Ein Rant gegen die Open Source Rants

15. April 2014 - 7:27 |

War ja klar: Jetzt wird gegen Open Source Software allgemein geranted. Als ob der OpenSSL-Bug eine Folge von "Open Source" vs "Closed Source" wäre. Java, Flash & Co habt ihr mitbekommen, oder? Das mit den tonnenweise Sicherheitslücken ... Oder im Internet Explorer, in Windows oder aktuell "Goto Fail" bei Apple?

Open Source ist nicht fehlerfrei. Sie hat das Potential besser zu sein als Closed Source - weil Reviews einfacher möglich sind, weil Tester sich einfach eine Kopie ziehen und evaluieren können (ich habe schon Sicherheitsfehler in Open Source gesucht und gefunden und ich konnte es NUR deshalb, weil es Open Source war). Aber sie ist es nicht notwendigerweise. Auch Open Source Software hat Fehler.

JEDE Software hat Fehler. Das ist einfach so. Das ist keine Entschuldigung - ein Bug ist ärgerlich, er sollte nicht passieren, wir müssen daraus lernen und uns mehr Mühe geben, ihn in Zukunft zu vermeiden. Aber Open Source oder Closed Source - das ändert an "es gibt Fehler" einfach mal gar nichts.

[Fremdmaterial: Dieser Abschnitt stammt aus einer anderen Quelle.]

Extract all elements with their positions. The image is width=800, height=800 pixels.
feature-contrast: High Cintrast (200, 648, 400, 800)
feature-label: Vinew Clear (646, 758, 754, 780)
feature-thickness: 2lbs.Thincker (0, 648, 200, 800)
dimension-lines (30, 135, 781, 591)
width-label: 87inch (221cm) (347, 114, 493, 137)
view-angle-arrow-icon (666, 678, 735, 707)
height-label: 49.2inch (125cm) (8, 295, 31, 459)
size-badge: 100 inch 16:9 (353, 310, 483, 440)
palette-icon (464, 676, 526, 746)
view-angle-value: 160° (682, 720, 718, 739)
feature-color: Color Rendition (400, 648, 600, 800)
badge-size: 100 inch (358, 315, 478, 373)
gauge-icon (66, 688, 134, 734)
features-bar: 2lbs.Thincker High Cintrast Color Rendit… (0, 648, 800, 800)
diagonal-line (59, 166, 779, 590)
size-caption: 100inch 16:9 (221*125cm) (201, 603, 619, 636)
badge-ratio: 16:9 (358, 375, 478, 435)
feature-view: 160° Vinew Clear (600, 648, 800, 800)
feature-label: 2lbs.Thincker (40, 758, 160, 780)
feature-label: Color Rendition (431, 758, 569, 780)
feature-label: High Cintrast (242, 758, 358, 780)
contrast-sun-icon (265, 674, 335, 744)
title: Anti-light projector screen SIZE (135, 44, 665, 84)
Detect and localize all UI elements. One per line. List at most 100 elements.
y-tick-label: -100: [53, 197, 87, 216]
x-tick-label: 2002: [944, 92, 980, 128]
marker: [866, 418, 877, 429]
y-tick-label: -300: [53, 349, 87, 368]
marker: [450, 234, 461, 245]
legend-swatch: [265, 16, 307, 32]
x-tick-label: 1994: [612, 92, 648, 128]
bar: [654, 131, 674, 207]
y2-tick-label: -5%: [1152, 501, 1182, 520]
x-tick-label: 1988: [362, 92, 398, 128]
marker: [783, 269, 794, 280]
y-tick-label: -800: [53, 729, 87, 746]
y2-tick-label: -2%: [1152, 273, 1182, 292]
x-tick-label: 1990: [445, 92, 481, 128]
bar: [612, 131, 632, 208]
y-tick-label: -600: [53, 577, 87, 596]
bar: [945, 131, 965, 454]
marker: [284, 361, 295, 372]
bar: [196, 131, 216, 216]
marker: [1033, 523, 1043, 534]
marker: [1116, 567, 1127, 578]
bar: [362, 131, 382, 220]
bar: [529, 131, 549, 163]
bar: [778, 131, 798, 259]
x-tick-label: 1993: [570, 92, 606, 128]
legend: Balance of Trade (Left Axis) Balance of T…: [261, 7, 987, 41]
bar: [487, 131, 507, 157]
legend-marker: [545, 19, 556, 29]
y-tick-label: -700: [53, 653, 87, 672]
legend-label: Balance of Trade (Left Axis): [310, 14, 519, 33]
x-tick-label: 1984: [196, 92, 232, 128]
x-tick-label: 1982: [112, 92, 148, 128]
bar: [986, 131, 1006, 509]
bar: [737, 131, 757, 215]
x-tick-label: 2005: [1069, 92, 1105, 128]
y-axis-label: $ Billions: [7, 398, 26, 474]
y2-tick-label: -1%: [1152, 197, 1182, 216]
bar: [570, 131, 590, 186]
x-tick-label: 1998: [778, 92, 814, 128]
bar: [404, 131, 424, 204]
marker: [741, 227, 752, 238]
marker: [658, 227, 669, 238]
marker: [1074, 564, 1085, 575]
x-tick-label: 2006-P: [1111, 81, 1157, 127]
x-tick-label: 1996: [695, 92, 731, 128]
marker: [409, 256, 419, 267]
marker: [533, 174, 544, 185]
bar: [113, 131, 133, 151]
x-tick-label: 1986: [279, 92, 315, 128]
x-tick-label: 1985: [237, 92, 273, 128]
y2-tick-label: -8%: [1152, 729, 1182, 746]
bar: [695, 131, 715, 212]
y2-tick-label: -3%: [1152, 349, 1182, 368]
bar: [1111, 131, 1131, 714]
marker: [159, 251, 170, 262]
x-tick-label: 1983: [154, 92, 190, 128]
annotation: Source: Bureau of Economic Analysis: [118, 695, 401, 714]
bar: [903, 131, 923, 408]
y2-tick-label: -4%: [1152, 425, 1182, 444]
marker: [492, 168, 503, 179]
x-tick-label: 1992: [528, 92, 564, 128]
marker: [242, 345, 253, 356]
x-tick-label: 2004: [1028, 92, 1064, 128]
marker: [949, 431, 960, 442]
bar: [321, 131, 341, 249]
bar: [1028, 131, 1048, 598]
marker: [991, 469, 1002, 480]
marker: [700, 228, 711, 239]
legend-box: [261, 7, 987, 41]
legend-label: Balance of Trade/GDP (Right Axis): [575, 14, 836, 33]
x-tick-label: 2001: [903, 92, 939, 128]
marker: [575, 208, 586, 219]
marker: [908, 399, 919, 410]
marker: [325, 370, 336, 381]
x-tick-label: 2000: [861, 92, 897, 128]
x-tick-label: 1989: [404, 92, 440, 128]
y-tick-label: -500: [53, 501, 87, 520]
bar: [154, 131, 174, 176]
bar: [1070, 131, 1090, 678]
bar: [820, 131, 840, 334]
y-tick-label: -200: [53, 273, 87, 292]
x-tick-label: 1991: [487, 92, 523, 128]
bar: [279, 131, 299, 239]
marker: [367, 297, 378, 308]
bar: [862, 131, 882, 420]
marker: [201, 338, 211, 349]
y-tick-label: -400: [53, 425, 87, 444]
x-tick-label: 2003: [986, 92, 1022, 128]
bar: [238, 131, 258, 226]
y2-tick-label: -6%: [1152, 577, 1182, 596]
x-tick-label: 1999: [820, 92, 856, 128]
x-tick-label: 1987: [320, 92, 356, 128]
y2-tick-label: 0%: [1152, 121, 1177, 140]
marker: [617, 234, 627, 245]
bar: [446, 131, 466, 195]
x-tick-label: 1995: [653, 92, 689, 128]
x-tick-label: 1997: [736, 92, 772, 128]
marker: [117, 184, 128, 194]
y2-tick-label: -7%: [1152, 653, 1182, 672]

Ihr wollt mehr Sicherheit für zentrale Software? Okay. Dann spendet Geld an die Open Source Projekte oder (mein Favorit aktuell!) spendet Geld an Bug Bounty Programme. (Ganz ernsthaft: Bug Bounty Programme sind eine wirklich wundere Möglichkeit Sicherheitsfehler suchen zu lassen ;) )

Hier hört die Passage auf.